At the Microsoft TechEd
Frank Rego and myself will be at TechEd Developers in Barcelona from the 7th to the 10th. If you are attending TechEd, we will be in the Novell booth.
Posted on 31 Oct 2006
F-Spot finally has a feature that I have been waiting for. It is now possible to scale pictures before sending them:
Posted on 31 Oct 2006
Alan McGovern the developer of the BitSharp libraries (Bittorrent APIs for the CLI) started blogging.
Alan has continued his work from the Summer of Code, here are a few updates from him:
From his blog:
So it looks like i well achieved my aim of creating a cross platform client that uses less than 1/3 the ram that Azureus uses.
Here are a few screenshots of the updated GUI (Piotr did the GUI originally, and it has now been updated to the latest BitSharp API changes):
Alan keeps a To-Do list here, which should make it simple for people to help in the effort.
Posted on 30 Oct 2006
The Mono Meeting is over, it was a couple of very intensive days, and I managed to get very little sleep.
The slides for the presentations are here:
On Monday Atsushi checked into the olive module the initial implementation of Indigo and Infocard.
The status of the module is kept here and contains a human readable report of where we are standing. It is only the beginning, but some simple applications are able to run now.
Hopefully in the next few days I will have time to write down a few more lines about everything we talked about in the public Mono meeting and in our internal discussions.
Posted on 25 Oct 2006
For those of you coming to the Mono Meeting early today (the "early-arrivers"), we will be having brunch at noon in Casa Romero.
Posted on 22 Oct 2006
Sergey Tikhonov has been working for a few months on an Alpha port of the Mono JIT. The port can currently bootstrap itself (a sanity test that is used by all Mono ports), and the port is able to build the usual Mono GUI libraries (Gtk# and the Gtk# apps).
Currently the port still lacks varargs support, debugger support, global register usage and some peephole optimizations.
All of this code is now on SVN, and will appear shortly on the Mono 1.1.18 release.
Mark Mason has been working on a MIPS port, and he said this morning that the port is now "limping along". Not quite sure what that means until we see the patch.
Now all we need is a m68k to conquer the Atari ST world and a VAX port for all of you that still run an 11/780 in your basement.
Posted on 11 Oct 2006
Today Jon pointed me to C#'s "??" operator, this is really the kind of thing that I should know.

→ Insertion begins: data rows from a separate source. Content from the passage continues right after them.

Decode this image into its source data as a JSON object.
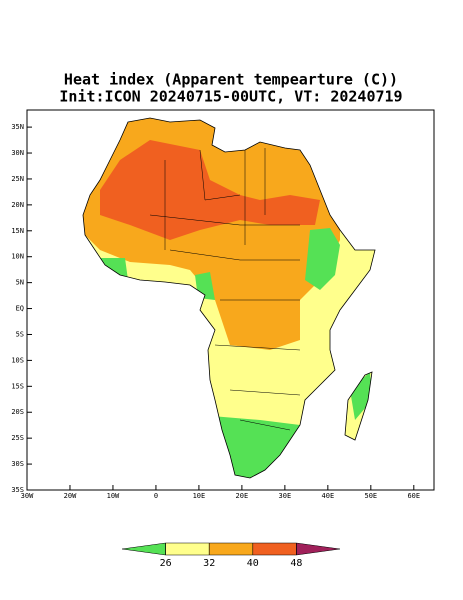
{
  "map": {
    "title": "Heat index (Apparent tempearture (C))",
    "subtitle": "Init:ICON 20240715-00UTC, VT: 20240719",
    "xlim": [
      -30,
      64.7
    ],
    "ylim": [
      -35,
      38.3
    ],
    "xticks": [
      {
        "value": -30,
        "label": "30W"
      },
      {
        "value": -20,
        "label": "20W"
      },
      {
        "value": -10,
        "label": "10W"
      },
      0,
      {
        "value": 10,
        "label": "10E"
      },
      {
        "value": 20,
        "label": "20E"
      },
      {
        "value": 30,
        "label": "30E"
      },
      {
        "value": 40,
        "label": "40E"
      },
      {
        "value": 50,
        "label": "50E"
      },
      {
        "value": 60,
        "label": "60E"
      }
    ],
    "yticks": [
      {
        "value": 35,
        "label": "35N"
      },
      {
        "value": 30,
        "label": "30N"
      },
      {
        "value": 25,
        "label": "25N"
      },
      {
        "value": 20,
        "label": "20N"
      },
      {
        "value": 15,
        "label": "15N"
      },
      {
        "value": 10,
        "label": "10N"
      },
      {
        "value": 5,
        "label": "5N"
      },
      {
        "value": 0,
        "label": "EQ"
      },
      {
        "value": -5,
        "label": "5S"
      },
      {
        "value": -10,
        "label": "10S"
      },
      {
        "value": -15,
        "label": "15S"
      },
      {
        "value": -20,
        "label": "20S"
      },
      {
        "value": -25,
        "label": "25S"
      },
      {
        "value": -30,
        "label": "30S"
      },
      {
        "value": -35,
        "label": "35S"
      }
    ],
    "colorbar": {
      "levels": [
        26,
        32,
        40,
        48
      ],
      "colors": [
        "#55e155",
        "#ffff8c",
        "#f8a81c",
        "#f06020",
        "#a0205a"
      ]
    }
  }
}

The operator is part of the nullable-type family of operators, but I did not know that you could use this with regular expressions.
Its lovely, the expression: a ?? b evaluates to a if a is not null, or to b if a is null.

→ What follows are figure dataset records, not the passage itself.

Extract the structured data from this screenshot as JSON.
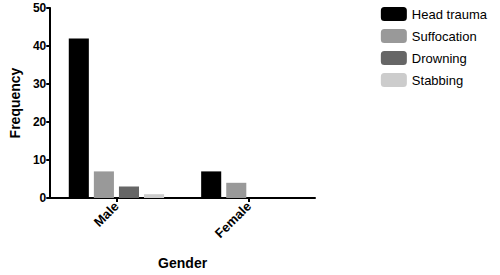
{
  "chart_data": {
    "type": "bar",
    "x_label": "Gender",
    "y_label": "Frequency",
    "categories": [
      "Male",
      "Female"
    ],
    "series": [
      {
        "name": "Head trauma",
        "color": "#000000",
        "values": [
          42,
          7
        ]
      },
      {
        "name": "Suffocation",
        "color": "#999999",
        "values": [
          7,
          4
        ]
      },
      {
        "name": "Drowning",
        "color": "#666666",
        "values": [
          3,
          0
        ]
      },
      {
        "name": "Stabbing",
        "color": "#cccccc",
        "values": [
          1,
          0
        ]
      }
    ],
    "ylim": [
      0,
      50
    ],
    "yticks": [
      0,
      10,
      20,
      30,
      40,
      50
    ],
    "grid": false,
    "legend": "right"
  }
}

Very handy, replaces the idiom: a == null ? b : a.
This is only available in the gmcs compiler.
Posted on 06 Oct 2006
Mono's C# compiler was forked a few years ago (mid 2003) when we started developing the generic extensions to the language. We did this because the generic specification at the time was still in flux, and this new compiler was sort of a research compiler for us. We did not want to destabilize our production compiler (mcs) with generics at the time, so we kept the new compiler on its own tree (gmcs).

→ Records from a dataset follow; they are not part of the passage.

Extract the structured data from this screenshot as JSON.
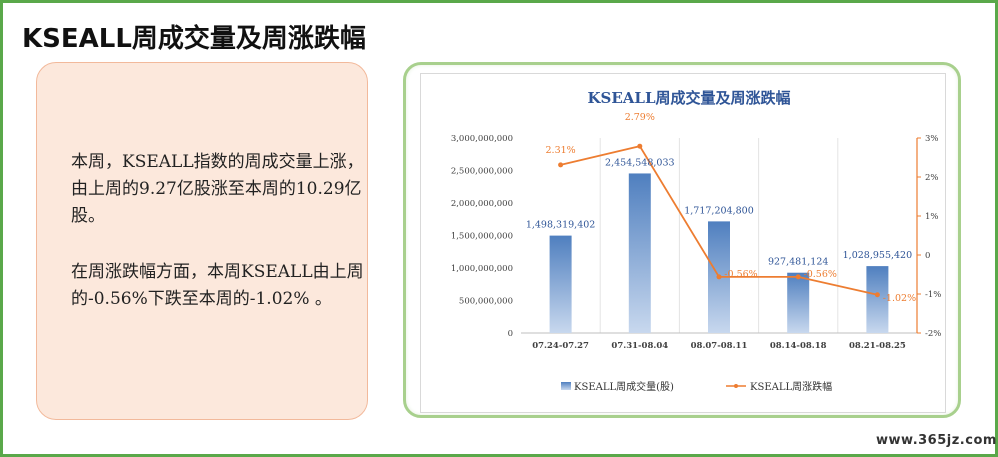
{
  "page": {
    "title": "KSEALL周成交量及周涨跌幅",
    "watermark": "www.365jz.com"
  },
  "commentary": {
    "paragraph1": "本周，KSEALL指数的周成交量上涨，由上周的9.27亿股涨至本周的10.29亿股。",
    "paragraph2": "在周涨跌幅方面，本周KSEALL由上周的-0.56%下跌至本周的-1.02% 。"
  },
  "colors": {
    "bar": "#4f7fbf",
    "bar_light": "#c8d8ee",
    "line": "#ed7d31",
    "bar_label": "#2f5597",
    "line_label": "#ed7d31"
  },
  "chart_data": {
    "type": "bar+line",
    "title": "KSEALL周成交量及周涨跌幅",
    "categories": [
      "07.24-07.27",
      "07.31-08.04",
      "08.07-08.11",
      "08.14-08.18",
      "08.21-08.25"
    ],
    "series": [
      {
        "name": "KSEALL周成交量(股)",
        "type": "bar",
        "axis": "left",
        "values": [
          1498319402,
          2454548033,
          1717204800,
          927481124,
          1028955420
        ],
        "labels": [
          "1,498,319,402",
          "2,454,548,033",
          "1,717,204,800",
          "927,481,124",
          "1,028,955,420"
        ]
      },
      {
        "name": "KSEALL周涨跌幅",
        "type": "line",
        "axis": "right",
        "values": [
          2.31,
          2.79,
          -0.56,
          -0.56,
          -1.02
        ],
        "labels": [
          "2.31%",
          "2.79%",
          "-0.56%",
          "-0.56%",
          "-1.02%"
        ]
      }
    ],
    "left_axis": {
      "min": 0,
      "max": 3000000000,
      "ticks": [
        "0",
        "500,000,000",
        "1,000,000,000",
        "1,500,000,000",
        "2,000,000,000",
        "2,500,000,000",
        "3,000,000,000"
      ]
    },
    "right_axis": {
      "min": -2,
      "max": 3,
      "ticks": [
        "-2%",
        "-1%",
        "0",
        "1%",
        "2%",
        "3%"
      ]
    },
    "grid": "vertical category separators",
    "legend": "bottom"
  }
}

The downside is that ever since, we have had to merge all the improvements and bug fixes done to the generics which required a considerable effort.
Things have luckly changed. The C# generics specification is complete and gmcs is now stable.
This past week Martin and Harinath completed the merging of mcs with gmcs. Now we have a unified source code base, the only place where we have kept the code base divided is the tokenizer and the parser. This is ok, as we are considering writing a hand-written parser instead of the yacc generated parser that we use today.
This effort started because Martin did some major architectural changes in the anonymous method and iterator support.